During an infertility evaluation 18 years earlier, Jack (now 56) was found to have a low sperm count and elevated levels of prolactin, a hormone that helps women make breast milk but which is also present in men. After a brain MRI, Jack was told he had a pituitary tumor secreting prolactin and was put on a medication called bromocryptine to decrease the prolactin and shrink the tumor.
Over several years, Jack tolerated irritability, anxiety, rapid heart rate and excess sweating, all known side effects of bromocryptine.
Gradually, his dose was lowered to the point where the side effects became tolerable. However, over time, Jack developed a new set of symptoms – fatigue, moodiness, depression and loss of libido.

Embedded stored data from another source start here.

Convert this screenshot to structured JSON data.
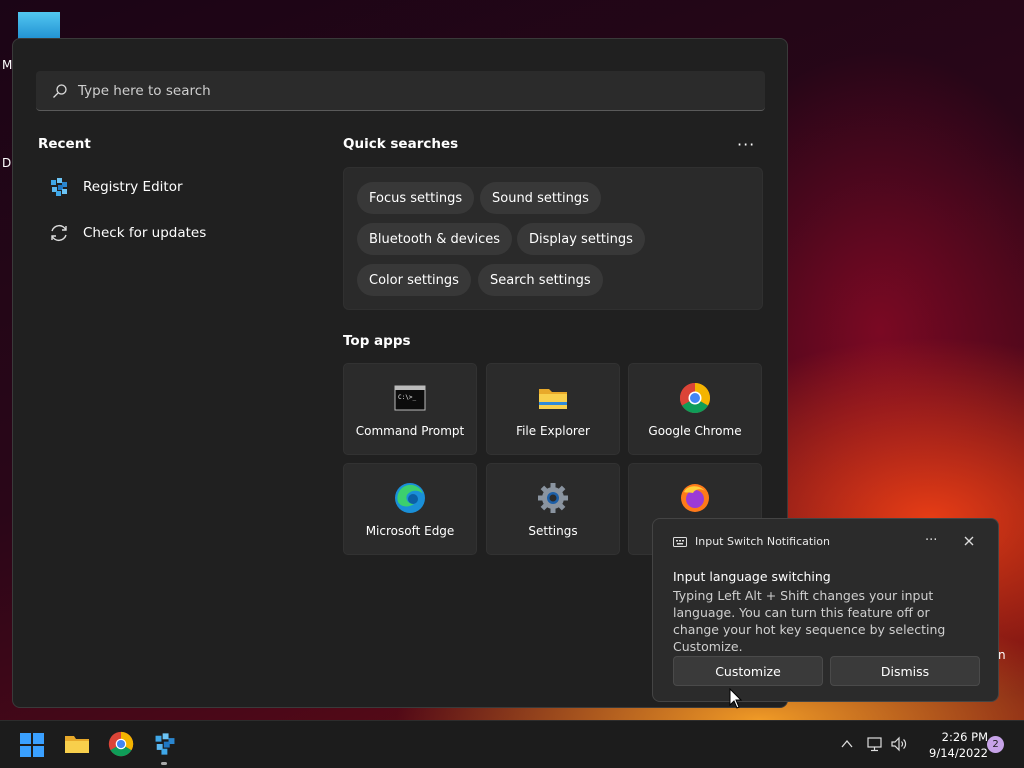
{
  "desktop": {
    "label_m": "M",
    "label_d": "D",
    "label_n": "n"
  },
  "search": {
    "placeholder": "Type here to search"
  },
  "recent": {
    "title": "Recent",
    "items": [
      {
        "label": "Registry Editor",
        "icon": "registry-editor-icon"
      },
      {
        "label": "Check for updates",
        "icon": "refresh-icon"
      }
    ]
  },
  "quick_searches": {
    "title": "Quick searches",
    "more": "···",
    "chips": [
      "Focus settings",
      "Sound settings",
      "Bluetooth & devices",
      "Display settings",
      "Color settings",
      "Search settings"
    ]
  },
  "top_apps": {
    "title": "Top apps",
    "tiles": [
      {
        "label": "Command Prompt",
        "icon": "command-prompt-icon"
      },
      {
        "label": "File Explorer",
        "icon": "folder-icon"
      },
      {
        "label": "Google Chrome",
        "icon": "chrome-icon"
      },
      {
        "label": "Microsoft Edge",
        "icon": "edge-icon"
      },
      {
        "label": "Settings",
        "icon": "gear-icon"
      },
      {
        "label": "",
        "icon": "firefox-icon"
      }
    ]
  },
  "notification": {
    "app": "Input Switch Notification",
    "more": "···",
    "title": "Input language switching",
    "body": "Typing Left Alt + Shift changes your input language. You can turn this feature off or change your hot key sequence by selecting Customize.",
    "customize": "Customize",
    "dismiss": "Dismiss"
  },
  "taskbar": {
    "time": "2:26 PM",
    "date": "9/14/2022",
    "badge": "2"
  },
  "colors": {
    "accent": "#0078d4",
    "badge": "#c7a3e8",
    "panel": "#202020"
  }
}
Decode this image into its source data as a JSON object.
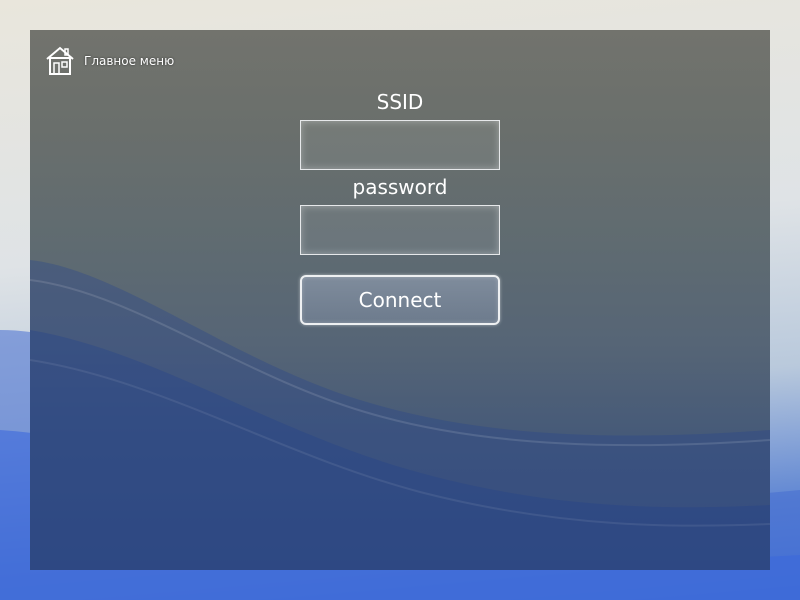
{
  "home": {
    "label": "Главное меню",
    "icon": "home-icon"
  },
  "form": {
    "ssid_label": "SSID",
    "ssid_value": "",
    "password_label": "password",
    "password_value": "",
    "connect_label": "Connect"
  },
  "colors": {
    "text": "#ffffff",
    "field_border": "#e6e8ea",
    "button_fill": "#75828f"
  }
}
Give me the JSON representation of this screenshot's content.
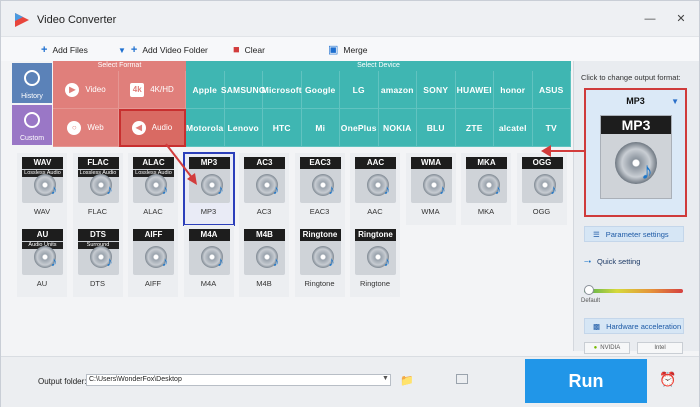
{
  "window": {
    "title": "Video Converter"
  },
  "toolbar": {
    "add_files": "Add Files",
    "add_video_folder": "Add Video Folder",
    "clear": "Clear",
    "merge": "Merge"
  },
  "sidebar": {
    "history": "History",
    "custom": "Custom"
  },
  "format_band": {
    "header": "Select Format",
    "video": "Video",
    "fourk": "4K/HD",
    "web": "Web",
    "audio": "Audio"
  },
  "device_band": {
    "header": "Select Device",
    "row1": [
      "Apple",
      "SAMSUNG",
      "Microsoft",
      "Google",
      "LG",
      "amazon",
      "SONY",
      "HUAWEI",
      "honor",
      "ASUS"
    ],
    "row2": [
      "Motorola",
      "Lenovo",
      "HTC",
      "Mi",
      "OnePlus",
      "NOKIA",
      "BLU",
      "ZTE",
      "alcatel",
      "TV"
    ]
  },
  "formats": [
    {
      "name": "WAV",
      "sub": "Lossless Audio"
    },
    {
      "name": "FLAC",
      "sub": "Lossless Audio"
    },
    {
      "name": "ALAC",
      "sub": "Lossless Audio"
    },
    {
      "name": "MP3"
    },
    {
      "name": "AC3"
    },
    {
      "name": "EAC3"
    },
    {
      "name": "AAC"
    },
    {
      "name": "WMA"
    },
    {
      "name": "MKA"
    },
    {
      "name": "OGG"
    },
    {
      "name": "AU",
      "sub": "Audio Units"
    },
    {
      "name": "DTS",
      "sub": "Surround"
    },
    {
      "name": "AIFF"
    },
    {
      "name": "M4A"
    },
    {
      "name": "M4B"
    },
    {
      "name": "Ringtone"
    },
    {
      "name": "Ringtone"
    }
  ],
  "right_panel": {
    "click_label": "Click to change output format:",
    "output_format": "MP3",
    "parameter_settings": "Parameter settings",
    "quick_setting": "Quick setting",
    "default": "Default",
    "hardware_acceleration": "Hardware acceleration",
    "nvidia": "NVIDIA",
    "intel": "Intel"
  },
  "bottom": {
    "output_folder_label": "Output folder:",
    "output_folder_value": "C:\\Users\\WonderFox\\Desktop",
    "run": "Run"
  }
}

Labeled as depressed, he was put on sertraline, an antidepressant. The drug made him “very hyper” so he stopped taking it. Afraid his tumor would increase in size, Jack wanted to raise his bromocryptine dose back up, but feared the side effects. Frustrated that his only options seemed to be a life with fatigue, low sex drive and moodiness, or one plagued by irritability, anxiety and excessive sweating, he sought a neuroendocrine consultation.
Jack’s symptoms (low sex drive, fatigue, moodiness) were typical of low testosterone. When I measured his testosterone levels, they were indeed very low. So were his levels of lutenizing hormone (LH). LH comes from the brain’s pituitary gland and stimulates the testicles to make testosterone. High prolactin levels inhibit this process.
To evaluate the reason for Jack’s high prolactin, I ordered a new MRI brain scan. It showed that Jack had a longstanding condition called empty sella syndrome, which blocks the brain signals that slow down prolactin production. In other words, Jack’s problem was not a pituitary tumor secreting too much prolactin. In fact, he had no tumor at all (and therefore did not require bromocryptine for tumor shrinking).
In light of this discovery, I started Jack on a new regimen where he would apply a topical testosterone gel daily. This would compensate for his low LH levels and normalize his testosterone levels, which were responsible for his fatigue, low libido and depressed mood. As for his mildly elevated prolactin level, he would not need to do anything.
With high normal testosterone levels achieved, Jack felt energized with a normal libido and positive attitude. For several years now, he has stayed off bromocryptine and antidepressants without any difficulties.
When men develop symptoms of low testosterone – such as loss of sex drive, impotence, fatigue, muscle weakness and depression – blood measurement of testosterone levels is most accurate and should always be paired with the measurement of LH. Many conditions – ranging from head trauma to benign pituitary tumors to epilepsy, chronic stress and more – can lead to low testosterone and LH. The finding of low testosterone must not automatically be attributed to “male menopause,” which would show an associated high LH level and lead to urological investigations. Estrogen levels should also be followed and dealt with accordingly when treating testosterone problems.